L’ospite d’onore è il presidente emerito Giorgio Napolitano. Si presenta a sorpresa alla riunione della commissione Affari costituzionali del Senato, dove la presidente Anna Finocchiaro sta per leggere la sua relazione sulla riforma della Costituzione, arrivata alla terza lettura su quattro. La presenza di re Giorgio è l’unica sorpresa in una giornata dove persino le virgole sono prevedibili, con ogni decisione rinviata a oggi, quando la palla passerà all’ufficio di presidenza della commissione.

Nella sua relazione, volutamente piatta, la presidente non è andata oltre l’enumerazione dei punti della riforma modificati alla Camera, quelli su cui si può quindi intervenire nel secondo giro di letture. Ne è emerso che il Senato, dopo il passaggio a Montecitorio, ha perso anche le poche prerogative che nel testo originale conservava.

Sul vero punto dolente, la possibilità di intervenire sull’articolo 2, quello che regola le norme per eleggere i nuovi senatori e che è stato sì ritoccato a Montecitorio, però in forma minima, Anna Finocchiaro non ha detto nulla. Del resto la decisione compete solo al presidente del Senato. Ma non ha neppure accennato al nodo cruciale dei tempi: la possibilità che tutto slitti a dopo la pausa estiva. Che il governo sia fortemente tentato dal rinvio a dopo agosto è certo, e in questa direzione sembrano tirare anche i vertici pd a palazzo Madama, il capogruppo Luigi Zanda, la stessa Finocchiaro. Ma che la decisione ancora non sia affatto presa lo chiarisce la ministra Maria Elena Boschi, ancor prima che la riunione inizi: «Si può fare un buon lavoro anche prima di settembre. Il referendum nel giugno 2016 resta un obiettivo politico».

Di argomenti che consiglierebbero il rallentamento ce ne sono a mazzi. I tempi stretti, prima di tutto: iniziare a votare in commissione prima del 20 luglio è escluso, e a quel punto bisognerebbe andare a rotta di collo per chiudere in aula entro l’8 agosto. Poi l’ingorgo, che è diabolico. Tra Pubblica amministrazione, Rai e decreti in scadenza il raccordo paralizzato al confronto è una passeggiata. Solo che nessuna di queste pur valide argomentazioni è quella vera. Il problema sono i numeri: in commissione e poi anche in aula.

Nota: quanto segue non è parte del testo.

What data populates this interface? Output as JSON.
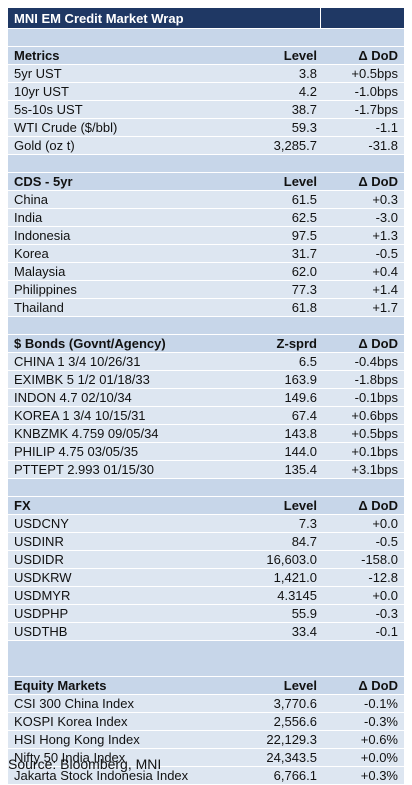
{
  "title": "MNI EM Credit Market Wrap",
  "source": "Source: Bloomberg, MNI",
  "sections": [
    {
      "header": [
        "Metrics",
        "Level",
        "Δ DoD"
      ],
      "rows": [
        [
          "5yr UST",
          "3.8",
          "+0.5bps"
        ],
        [
          "10yr UST",
          "4.2",
          "-1.0bps"
        ],
        [
          "5s-10s UST",
          "38.7",
          "-1.7bps"
        ],
        [
          "WTI Crude ($/bbl)",
          "59.3",
          "-1.1"
        ],
        [
          "Gold (oz t)",
          "3,285.7",
          "-31.8"
        ]
      ]
    },
    {
      "header": [
        "CDS - 5yr",
        "Level",
        "Δ DoD"
      ],
      "rows": [
        [
          "China",
          "61.5",
          "+0.3"
        ],
        [
          "India",
          "62.5",
          "-3.0"
        ],
        [
          "Indonesia",
          "97.5",
          "+1.3"
        ],
        [
          "Korea",
          "31.7",
          "-0.5"
        ],
        [
          "Malaysia",
          "62.0",
          "+0.4"
        ],
        [
          "Philippines",
          "77.3",
          "+1.4"
        ],
        [
          "Thailand",
          "61.8",
          "+1.7"
        ]
      ]
    },
    {
      "header": [
        "$ Bonds (Govnt/Agency)",
        "Z-sprd",
        "Δ DoD"
      ],
      "rows": [
        [
          "CHINA 1 3/4 10/26/31",
          "6.5",
          "-0.4bps"
        ],
        [
          "EXIMBK 5 1/2 01/18/33",
          "163.9",
          "-1.8bps"
        ],
        [
          "INDON 4.7 02/10/34",
          "149.6",
          "-0.1bps"
        ],
        [
          "KOREA 1 3/4 10/15/31",
          "67.4",
          "+0.6bps"
        ],
        [
          "KNBZMK 4.759 09/05/34",
          "143.8",
          "+0.5bps"
        ],
        [
          "PHILIP 4.75 03/05/35",
          "144.0",
          "+0.1bps"
        ],
        [
          "PTTEPT 2.993 01/15/30",
          "135.4",
          "+3.1bps"
        ]
      ]
    },
    {
      "header": [
        "FX",
        "Level",
        "Δ DoD"
      ],
      "rows": [
        [
          "USDCNY",
          "7.3",
          "+0.0"
        ],
        [
          "USDINR",
          "84.7",
          "-0.5"
        ],
        [
          "USDIDR",
          "16,603.0",
          "-158.0"
        ],
        [
          "USDKRW",
          "1,421.0",
          "-12.8"
        ],
        [
          "USDMYR",
          "4.3145",
          "+0.0"
        ],
        [
          "USDPHP",
          "55.9",
          "-0.3"
        ],
        [
          "USDTHB",
          "33.4",
          "-0.1"
        ]
      ]
    },
    {
      "header": [
        "Equity Markets",
        "Level",
        "Δ DoD"
      ],
      "rows": [
        [
          "CSI 300 China Index",
          "3,770.6",
          "-0.1%"
        ],
        [
          "KOSPI Korea Index",
          "2,556.6",
          "-0.3%"
        ],
        [
          "HSI Hong Kong Index",
          "22,129.3",
          "+0.6%"
        ],
        [
          "Nifty 50 India Index",
          "24,343.5",
          "+0.0%"
        ],
        [
          "Jakarta Stock Indonesia Index",
          "6,766.1",
          "+0.3%"
        ]
      ]
    }
  ]
}
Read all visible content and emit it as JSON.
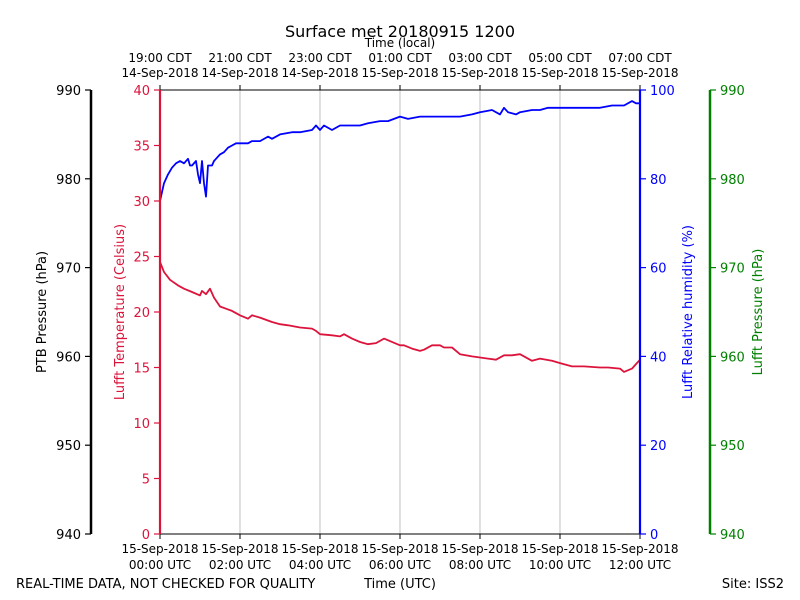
{
  "chart_data": {
    "type": "line",
    "title": "Surface met 20180915 1200",
    "top_axis_label": "Time (local)",
    "xlabel": "Time (UTC)",
    "x_unit": "hours since 15-Sep-2018 00:00 UTC",
    "xlim": [
      0,
      12
    ],
    "x_ticks_utc": [
      {
        "x": 0,
        "line1": "15-Sep-2018",
        "line2": "00:00 UTC"
      },
      {
        "x": 2,
        "line1": "15-Sep-2018",
        "line2": "02:00 UTC"
      },
      {
        "x": 4,
        "line1": "15-Sep-2018",
        "line2": "04:00 UTC"
      },
      {
        "x": 6,
        "line1": "15-Sep-2018",
        "line2": "06:00 UTC"
      },
      {
        "x": 8,
        "line1": "15-Sep-2018",
        "line2": "08:00 UTC"
      },
      {
        "x": 10,
        "line1": "15-Sep-2018",
        "line2": "10:00 UTC"
      },
      {
        "x": 12,
        "line1": "15-Sep-2018",
        "line2": "12:00 UTC"
      }
    ],
    "x_ticks_local": [
      {
        "x": 0,
        "line1": "19:00 CDT",
        "line2": "14-Sep-2018"
      },
      {
        "x": 2,
        "line1": "21:00 CDT",
        "line2": "14-Sep-2018"
      },
      {
        "x": 4,
        "line1": "23:00 CDT",
        "line2": "14-Sep-2018"
      },
      {
        "x": 6,
        "line1": "01:00 CDT",
        "line2": "15-Sep-2018"
      },
      {
        "x": 8,
        "line1": "03:00 CDT",
        "line2": "15-Sep-2018"
      },
      {
        "x": 10,
        "line1": "05:00 CDT",
        "line2": "15-Sep-2018"
      },
      {
        "x": 12,
        "line1": "07:00 CDT",
        "line2": "15-Sep-2018"
      }
    ],
    "grid": "vertical",
    "axes": {
      "ptb_pressure": {
        "label": "PTB Pressure (hPa)",
        "color": "#000000",
        "ylim": [
          940,
          990
        ],
        "ticks": [
          940,
          950,
          960,
          970,
          980,
          990
        ]
      },
      "temperature": {
        "label": "Lufft Temperature (Celsius)",
        "color": "#dc143c",
        "ylim": [
          0,
          40
        ],
        "ticks": [
          0,
          5,
          10,
          15,
          20,
          25,
          30,
          35,
          40
        ]
      },
      "humidity": {
        "label": "Lufft Relative humidity (%)",
        "color": "#0000ff",
        "ylim": [
          0,
          100
        ],
        "ticks": [
          0,
          20,
          40,
          60,
          80,
          100
        ]
      },
      "lufft_pressure": {
        "label": "Lufft Pressure (hPa)",
        "color": "#008000",
        "ylim": [
          940,
          990
        ],
        "ticks": [
          940,
          950,
          960,
          970,
          980,
          990
        ]
      }
    },
    "series": [
      {
        "name": "Lufft Temperature (Celsius)",
        "axis": "temperature",
        "color": "#dc143c",
        "x": [
          0.0,
          0.1,
          0.25,
          0.45,
          0.6,
          0.8,
          1.0,
          1.05,
          1.15,
          1.25,
          1.35,
          1.5,
          1.65,
          1.8,
          2.0,
          2.2,
          2.3,
          2.5,
          2.8,
          3.0,
          3.2,
          3.5,
          3.8,
          3.9,
          4.0,
          4.3,
          4.5,
          4.6,
          4.8,
          5.0,
          5.2,
          5.4,
          5.6,
          6.0,
          6.1,
          6.3,
          6.5,
          6.6,
          6.8,
          7.0,
          7.1,
          7.3,
          7.5,
          7.8,
          8.0,
          8.2,
          8.4,
          8.6,
          8.8,
          9.0,
          9.3,
          9.5,
          9.8,
          10.0,
          10.3,
          10.6,
          11.0,
          11.2,
          11.5,
          11.6,
          11.8,
          12.0
        ],
        "y": [
          24.5,
          23.6,
          22.9,
          22.4,
          22.1,
          21.8,
          21.5,
          21.9,
          21.6,
          22.1,
          21.3,
          20.5,
          20.3,
          20.1,
          19.7,
          19.4,
          19.7,
          19.5,
          19.1,
          18.9,
          18.8,
          18.6,
          18.5,
          18.3,
          18.0,
          17.9,
          17.8,
          18.0,
          17.6,
          17.3,
          17.1,
          17.2,
          17.6,
          17.0,
          17.0,
          16.7,
          16.5,
          16.6,
          17.0,
          17.0,
          16.8,
          16.8,
          16.2,
          16.0,
          15.9,
          15.8,
          15.7,
          16.1,
          16.1,
          16.2,
          15.6,
          15.8,
          15.6,
          15.4,
          15.1,
          15.1,
          15.0,
          15.0,
          14.9,
          14.6,
          14.9,
          15.7
        ]
      },
      {
        "name": "Lufft Relative humidity (%)",
        "axis": "humidity",
        "color": "#0000ff",
        "x": [
          0.0,
          0.1,
          0.2,
          0.3,
          0.4,
          0.5,
          0.6,
          0.7,
          0.75,
          0.8,
          0.9,
          0.95,
          1.0,
          1.05,
          1.1,
          1.15,
          1.2,
          1.25,
          1.3,
          1.35,
          1.4,
          1.5,
          1.6,
          1.7,
          1.8,
          1.9,
          2.0,
          2.2,
          2.3,
          2.5,
          2.7,
          2.8,
          3.0,
          3.3,
          3.5,
          3.8,
          3.9,
          4.0,
          4.1,
          4.3,
          4.5,
          4.8,
          5.0,
          5.2,
          5.5,
          5.7,
          6.0,
          6.2,
          6.5,
          6.8,
          7.0,
          7.3,
          7.5,
          7.8,
          8.0,
          8.3,
          8.5,
          8.6,
          8.7,
          8.9,
          9.0,
          9.3,
          9.5,
          9.7,
          10.0,
          10.3,
          10.5,
          10.8,
          11.0,
          11.3,
          11.6,
          11.8,
          11.9,
          12.0
        ],
        "y": [
          75.0,
          79.0,
          81.0,
          82.5,
          83.5,
          84.0,
          83.5,
          84.5,
          83.0,
          83.0,
          84.0,
          81.0,
          79.0,
          84.0,
          79.0,
          76.0,
          83.0,
          83.0,
          83.0,
          84.0,
          84.5,
          85.5,
          86.0,
          87.0,
          87.5,
          88.0,
          88.0,
          88.0,
          88.5,
          88.5,
          89.5,
          89.0,
          90.0,
          90.5,
          90.5,
          91.0,
          92.0,
          91.0,
          92.0,
          91.0,
          92.0,
          92.0,
          92.0,
          92.5,
          93.0,
          93.0,
          94.0,
          93.5,
          94.0,
          94.0,
          94.0,
          94.0,
          94.0,
          94.5,
          95.0,
          95.5,
          94.5,
          96.0,
          95.0,
          94.5,
          95.0,
          95.5,
          95.5,
          96.0,
          96.0,
          96.0,
          96.0,
          96.0,
          96.0,
          96.5,
          96.5,
          97.5,
          97.0,
          97.0
        ]
      }
    ]
  },
  "footer": {
    "disclaimer": "REAL-TIME DATA, NOT CHECKED FOR QUALITY",
    "site": "Site: ISS2"
  }
}
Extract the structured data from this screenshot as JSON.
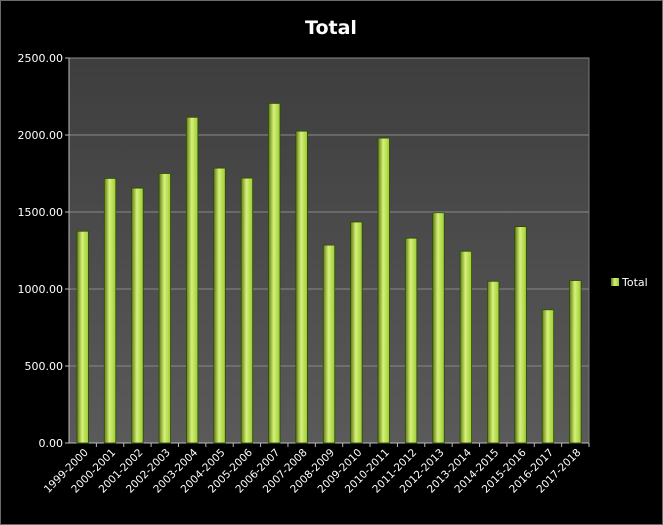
{
  "chart_data": {
    "type": "bar",
    "title": "Total",
    "categories": [
      "1999-2000",
      "2000-2001",
      "2001-2002",
      "2002-2003",
      "2003-2004",
      "2004-2005",
      "2005-2006",
      "2006-2007",
      "2007-2008",
      "2008-2009",
      "2009-2010",
      "2010-2011",
      "2011-2012",
      "2012-2013",
      "2013-2014",
      "2014-2015",
      "2015-2016",
      "2016-2017",
      "2017-2018"
    ],
    "series": [
      {
        "name": "Total",
        "values": [
          1375,
          1718,
          1655,
          1750,
          2115,
          1785,
          1720,
          2205,
          2025,
          1285,
          1435,
          1980,
          1330,
          1495,
          1245,
          1050,
          1405,
          865,
          1055
        ]
      }
    ],
    "ylim": [
      0,
      2500
    ],
    "yticks": [
      "0.00",
      "500.00",
      "1000.00",
      "1500.00",
      "2000.00",
      "2500.00"
    ],
    "grid": true,
    "legend_position": "right",
    "colors": {
      "bar": "#9acd32",
      "bar_light": "#d8f07a",
      "bar_dark": "#5d7f12",
      "plot_bg": "#4a4a4a",
      "grid": "#8a8a8a",
      "text": "#ffffff"
    }
  }
}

Cose che capitano quando l’abitudine di passare da un gruppo a un altro diventa la norma: al momento, in commissione, maggioranza e opposizione sono in parità, ciascuna con 14 senatori, e il presidente di palazzo Madama Pietro Grasso ha già segnalato che non dispone di mezzi regolamentari per intervenire. Maggioranza inesistente dunque, non esigua, e oltretutto infida. Tre fra i senatori del Pd fanno parte della minoranza. I tre targati Ncd hanno già affossato il governo una volta, nel voto sulla scuola. In aula il quadro non è molto più consolante: la maggioranza è esigua, meno di 10 voti. Se i 25 senatori ribelli del Pd terranno il punto diventeranno di vitale importanza i voti di Verdini. Sempre che bastino, e non è detto che alla conta finale arrivino tutti gli 11 o 12 promessi. E sempre che Matteo Renzi abbia lo stomaco di riscrivere la Costituzione con Denis Verdini e il cosentiniano doc D’Anna. I nuovi padri della patria. La pausa aiuterebbe a trattare con la minoranza del Pd, e probabilmente anche con qualche azzurro meno impresentabile.

In questa situazione, Forza Italia prova a giocare la sua carta. «Il Nazareno è morto, ma non è detto che le regole non si possano ugualmente scrivere insieme», lancia l’amo il capogruppo Paolo Romani prima che inizi la riunione dei senatori. Il prezzo del soccorso azzurro, però, non è economico: qualche forma di elezione diretta e soprattutto premio di maggioranza alla coalizione e non alla lista. Il Matteo Renzi del 40% non ne avrebbe neppure parlato. Quello di oggi, chissà?